Several years ago I came across a CD in a store that appeared to be some kind of rip-off of the NOW! That's What I Call Music series. Only these Top 40 hits were redone for the 8-and-under crowd. Kids singing Britney Spears? And Bret Michaels? And -- wait for it -- The Beatles? I had to do a double take. "This is all kinds of wrong," I told myself.

Just how many kinds of wrong?

First of all, I wouldn't advise current pop artists to give this organization the rights to rape their songs with cheesier renditions of already cheesy singles.

And editing suggestive lyrics to accommodate these versions does a disservice to the songwriters. Case in point: Below is the video for Lady Gaga's "The Edge of Glory," as interpreted by a bunch of smiling, zit-free teens who, in reality, probably illegally downloaded Born This Way onto their smartphones during recess.

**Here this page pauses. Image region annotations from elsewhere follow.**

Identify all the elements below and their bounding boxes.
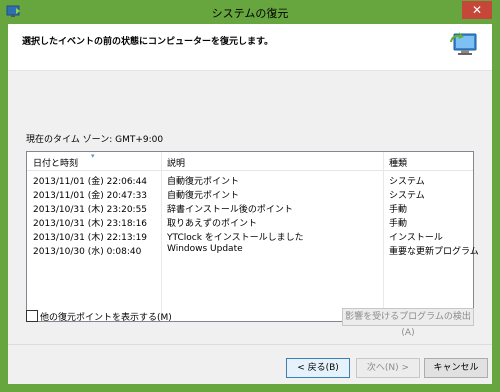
row-date: 2013/10/30 (水) 0:08:40 (33, 247, 142, 257)
column-header-date[interactable]: 日付と時刻 (33, 156, 78, 169)
row-type: 手動 (389, 219, 408, 229)
row-description: 取りあえずのポイント (167, 219, 258, 229)
dialog-body: 選択したイベントの前の状態にコンピューターを復元します。 現在のタイム ゾーン:… (8, 24, 492, 384)
title-bar[interactable]: システムの復元 ✕ (0, 0, 500, 24)
column-header-description[interactable]: 説明 (167, 156, 185, 169)
row-description: 自動復元ポイント (167, 191, 240, 201)
row-date: 2013/10/31 (木) 22:13:19 (33, 233, 148, 243)
row-description: YTClock をインストールしました (167, 233, 304, 243)
restore-computer-icon (450, 32, 477, 55)
row-type: システム (389, 191, 425, 201)
cancel-button[interactable]: キャンセル (424, 358, 488, 378)
row-date: 2013/10/31 (木) 23:18:16 (33, 219, 148, 229)
row-date: 2013/11/01 (金) 22:06:44 (33, 177, 148, 187)
scan-affected-programs-button[interactable]: 影響を受けるプログラムの検出(A) (342, 308, 474, 338)
table-row[interactable]: 2013/10/31 (木) 22:13:19 YTClock をインストールし… (27, 230, 473, 243)
row-type: 手動 (389, 205, 408, 215)
sort-arrow-icon: ▾ (91, 152, 95, 160)
table-row[interactable]: 2013/10/31 (木) 23:18:16 取りあえずのポイント 手動 (27, 216, 473, 229)
row-type: 重要な更新プログラム (389, 247, 479, 257)
checkbox-box[interactable] (26, 310, 38, 322)
timezone-label: 現在のタイム ゾーン: GMT+9:00 (26, 135, 164, 145)
row-description: Windows Update (167, 244, 243, 254)
table-row[interactable]: 2013/11/01 (金) 22:06:44 自動復元ポイント システム (27, 174, 473, 187)
row-description: 自動復元ポイント (167, 177, 240, 187)
close-button[interactable]: ✕ (462, 1, 492, 19)
show-more-checkbox[interactable]: 他の復元ポイントを表示する(M) (26, 309, 206, 323)
divider (8, 344, 492, 345)
table-row[interactable]: 2013/10/30 (水) 0:08:40 Windows Update 重要… (27, 244, 479, 257)
restore-points-list[interactable]: ▾ 日付と時刻 説明 種類 2013/11/01 (金) 22:06:44 自動… (26, 151, 479, 322)
header-panel: 選択したイベントの前の状態にコンピューターを復元します。 (8, 24, 492, 71)
back-button[interactable]: < 戻る(B) (286, 358, 350, 378)
row-type: システム (389, 177, 425, 187)
instruction-text: 選択したイベントの前の状態にコンピューターを復元します。 (22, 37, 274, 47)
row-date: 2013/10/31 (木) 23:20:55 (33, 205, 148, 215)
column-header-type[interactable]: 種類 (389, 156, 407, 169)
row-type: インストール (389, 233, 443, 243)
table-row[interactable]: 2013/11/01 (金) 20:47:33 自動復元ポイント システム (27, 188, 473, 201)
window-title: システムの復元 (211, 7, 289, 20)
list-header: ▾ 日付と時刻 説明 種類 (27, 152, 473, 171)
row-date: 2013/11/01 (金) 20:47:33 (33, 191, 148, 201)
system-restore-window: システムの復元 ✕ 選択したイベントの前の状態にコンピューターを復元します。 現… (0, 0, 500, 392)
next-button[interactable]: 次へ(N) > (356, 358, 420, 378)
table-row[interactable]: 2013/10/31 (木) 23:20:55 辞書インストール後のポイント 手… (27, 202, 473, 215)
row-description: 辞書インストール後のポイント (167, 205, 293, 215)
show-more-label: 他の復元ポイントを表示する(M) (40, 313, 172, 323)
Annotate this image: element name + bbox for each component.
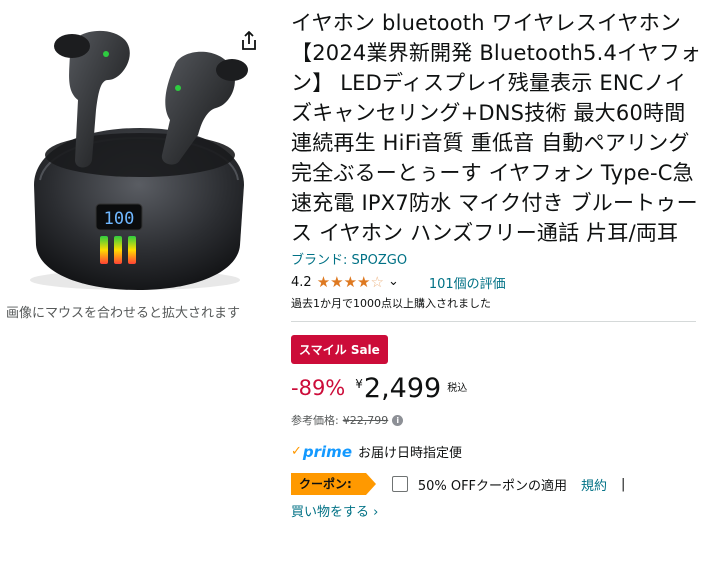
currency-symbol: ¥ (355, 377, 363, 391)
tax-label: 税込 (447, 383, 468, 394)
image-column: 100 画像にマウスを合わせると拡大されます (0, 0, 280, 330)
zoom-hint: 画像にマウスを合わせると拡大されます (6, 306, 241, 321)
product-title: イヤホン bluetooth ワイヤレスイヤホン 【2024業界新開発 Blue… (291, 11, 702, 245)
discount-percent: -89% (291, 376, 346, 400)
product-image[interactable]: 100 (20, 10, 260, 300)
coupon-tag: クーポン: (291, 473, 376, 495)
shop-link[interactable]: 買い物をする › (291, 501, 703, 520)
coupon-checkbox[interactable] (391, 476, 408, 492)
prime-check-icon: ✓ (291, 444, 302, 459)
prime-row: ✓ prime お届け日時指定便 (291, 442, 703, 462)
review-count-link[interactable]: 101個の評価 (429, 273, 506, 292)
prime-delivery: お届け日時指定便 (358, 446, 463, 461)
star-rating[interactable]: ★ ★ ★ ★ ☆ (316, 272, 384, 291)
share-icon[interactable] (238, 30, 260, 52)
rating-row: 4.2 ★ ★ ★ ★ ☆ ⌄ 101個の評価 (291, 272, 703, 292)
battery-display: 100 (104, 209, 135, 229)
prime-logo: ✓ prime (291, 443, 352, 461)
price-amount: 2,499 (363, 373, 442, 404)
reference-price: ¥22,799 (342, 413, 389, 427)
star-icon: ★ (316, 272, 331, 291)
brand-link[interactable]: ブランド: SPOZGO (291, 249, 703, 268)
chevron-down-icon[interactable]: ⌄ (388, 274, 399, 289)
reference-price-row: 参考価格: ¥22,799 i (291, 412, 703, 428)
coupon-row: クーポン: 50% OFFクーポンの適用 規約 | (291, 473, 703, 495)
bought-count: 過去1か月で1000点以上購入されました (291, 295, 696, 322)
sale-badge: スマイル Sale (291, 335, 388, 364)
product-info: イヤホン bluetooth ワイヤレスイヤホン 【2024業界新開発 Blue… (291, 0, 703, 520)
coupon-terms-link[interactable]: 規約 (581, 475, 607, 494)
prime-logo-text: prime (302, 442, 352, 461)
reference-price-label: 参考価格: (291, 414, 339, 427)
star-icon: ★ (357, 272, 371, 291)
star-icon: ★ (343, 272, 358, 291)
separator: | (621, 476, 626, 492)
star-empty-icon: ☆ (370, 272, 384, 291)
price-row: -89% ¥ 2,499 税込 (291, 374, 703, 408)
star-icon: ★ (330, 272, 344, 291)
info-icon[interactable]: i (392, 414, 404, 426)
coupon-text: 50% OFFクーポンの適用 (417, 478, 568, 494)
rating-value[interactable]: 4.2 (291, 275, 312, 290)
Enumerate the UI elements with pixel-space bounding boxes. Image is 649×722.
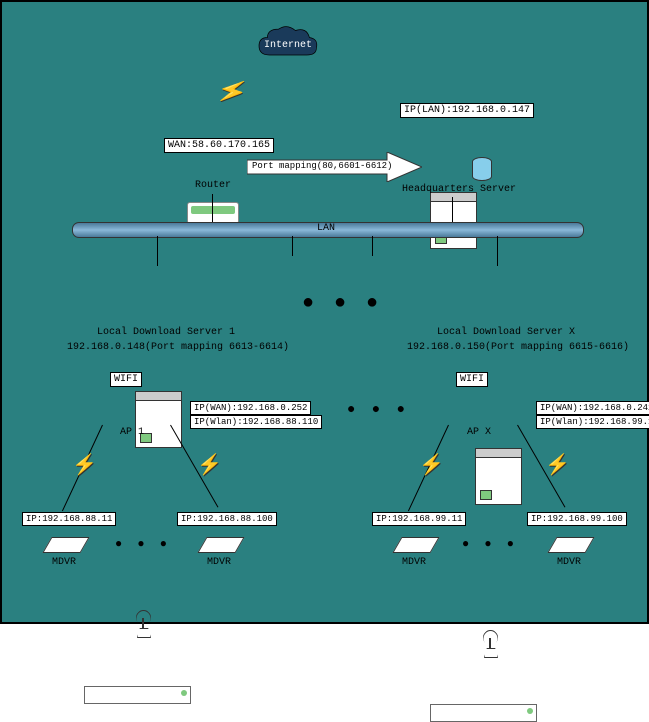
mdvr-label: MDVR	[207, 557, 231, 568]
mdvr-label: MDVR	[52, 557, 76, 568]
mdvr-icon	[547, 537, 594, 553]
ap-x-icon	[430, 704, 537, 722]
mdvr-ip-2: IP:192.168.88.100	[177, 512, 277, 526]
local-server-x-icon	[475, 448, 522, 505]
internet-cloud: Internet	[252, 22, 322, 67]
ap-x-label: AP X	[467, 427, 491, 438]
mdvr-label: MDVR	[402, 557, 426, 568]
router-icon	[187, 202, 239, 224]
local-server-1-label: Local Download Server 1	[97, 327, 235, 338]
ap-1-label: AP 1	[120, 427, 144, 438]
ellipsis-icon: ● ● ●	[462, 537, 518, 551]
ap-x-ip-wan: IP(WAN):192.168.0.242	[536, 401, 649, 415]
local-server-1-icon	[135, 391, 182, 448]
mdvr-ip-4: IP:192.168.99.100	[527, 512, 627, 526]
lightning-icon: ⚡	[213, 73, 251, 111]
lightning-icon: ⚡	[197, 452, 222, 478]
hq-ip-label: IP(LAN):192.168.0.147	[400, 103, 534, 118]
lan-label: LAN	[317, 223, 335, 234]
port-mapping-arrow: Port mapping(80,6601-6612)	[247, 152, 422, 182]
antenna-icon	[489, 638, 491, 658]
ellipsis-icon: ● ● ●	[302, 292, 382, 315]
lightning-icon: ⚡	[72, 452, 97, 478]
ap-1-ip-wan: IP(WAN):192.168.0.252	[190, 401, 311, 415]
ellipsis-icon: ● ● ●	[347, 402, 409, 418]
mdvr-label: MDVR	[557, 557, 581, 568]
wifi-label-2: WIFI	[456, 372, 488, 387]
ap-1-icon	[84, 686, 191, 704]
ellipsis-icon: ● ● ●	[115, 537, 171, 551]
mdvr-ip-3: IP:192.168.99.11	[372, 512, 466, 526]
database-icon	[472, 157, 492, 181]
mdvr-icon	[42, 537, 89, 553]
antenna-icon	[142, 618, 144, 638]
local-server-1-info: 192.168.0.148(Port mapping 6613-6614)	[67, 342, 289, 353]
ap-x-ip-wlan: IP(Wlan):192.168.99.110	[536, 415, 649, 429]
mdvr-icon	[392, 537, 439, 553]
lightning-icon: ⚡	[419, 452, 444, 478]
router-label: Router	[195, 180, 231, 191]
local-server-x-label: Local Download Server X	[437, 327, 575, 338]
lightning-icon: ⚡	[545, 452, 570, 478]
mdvr-ip-1: IP:192.168.88.11	[22, 512, 116, 526]
ap-1-ip-wlan: IP(Wlan):192.168.88.110	[190, 415, 322, 429]
router-wan-label: WAN:58.60.170.165	[164, 138, 274, 153]
local-server-x-info: 192.168.0.150(Port mapping 6615-6616)	[407, 342, 629, 353]
wifi-label-1: WIFI	[110, 372, 142, 387]
hq-server-label: Headquarters Server	[402, 184, 516, 195]
internet-label: Internet	[264, 40, 312, 51]
mdvr-icon	[197, 537, 244, 553]
hq-server-icon	[430, 192, 477, 249]
port-mapping-label: Port mapping(80,6601-6612)	[252, 161, 392, 171]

Changing my favorite lyric of the song from, "It isn't hell if everybody knows my name" to "It's just as well if everybody knows my name" isn't just an epic fail, it's a slap in the face to Gaga herself. An epic pop number about an epic, eternal love has been criminally cheapened and reformatted for a wider appeal that never needed widening in the first place.

Worse than your average track from a Radio Disney broadcast, these songs may be another way for artists to earn some extra cash -- who can blame them in today's music industry climate? -- but enough is enough. Are elementary schoolkids really eating this up? They must be, because Kidz Bop recently released Volume 21. That's twenty-one CDs of sugar-coated tunes aimed at kindergarteners and children whose overprotective parents probably shield their eyes from shows like Glee and Modern Family. And this doesn't even include the numerous special editions such as Kidz Bop Sings Monster Ballads, Kidz Bop 80s Gold, Kidz Bop Country, and -- someone surgically remove my ears should I ever find myself trapped on a road trip with this -- Kidz Bop Car Songs.

From what I can remember, no one thought it was necessary to reproduce Def Leppard's "Pour Some Sugar On Me" or George Michael's "Faith" when I was a wee lad back in the 80s. When those songs came on the radio, I bopped along, totally clueless to what they were really about. All I knew was that they had some good beats and catchy harmonies. Most of the time it was just noise in the background.

And true, Kids Incorporated, the children's television show that featured performances of popular songs, seemed to have wooed most of my peers back in the day, but when all was said and done, we still preferred the real things. As much as we may have been entertained seeing kids like us star in their own music videos (a fantasy I remember having since the age of 5), we knew they were just hollow, plastic replicas. But isn't that the very nature of pop music, that it's manufactured for the masses? Ah, the dichotomy of it all!

As for the kid singers/actors/dancers featured in these videos I wonder how many of them were pushed into these productions by fame-hungry parents who are grooming them for their inevitable auditions on American Idol, The Voice, and The X Factor. Is Kidz Bop just another training ground for the next generation of reality stars, pop idols, and Nickelodeon personalities? All signs point to: most likely. And with a DIY platform like YouTube cranking out pop star wannabes every day, the market is getting flooded at a faster rate.

And you know what happens when the floodgates open. We all start, well...drowning:



Anonymous said…
I think you're misunderstanding the intended audience for these collections. I think it's primarily adults who buy them to play during some type of assembly for kids, trying to appease the kids with songs they hear on the radio while respecting the parents' desire not to have their kids listening to a song about the most epic orgasm of all time ("Edge of Glory"). Is it really such a big deal if it means the music gets played, rather than having to settle for music NO ONE wants to listen Starship? Because at least this way the kids aren't complaining.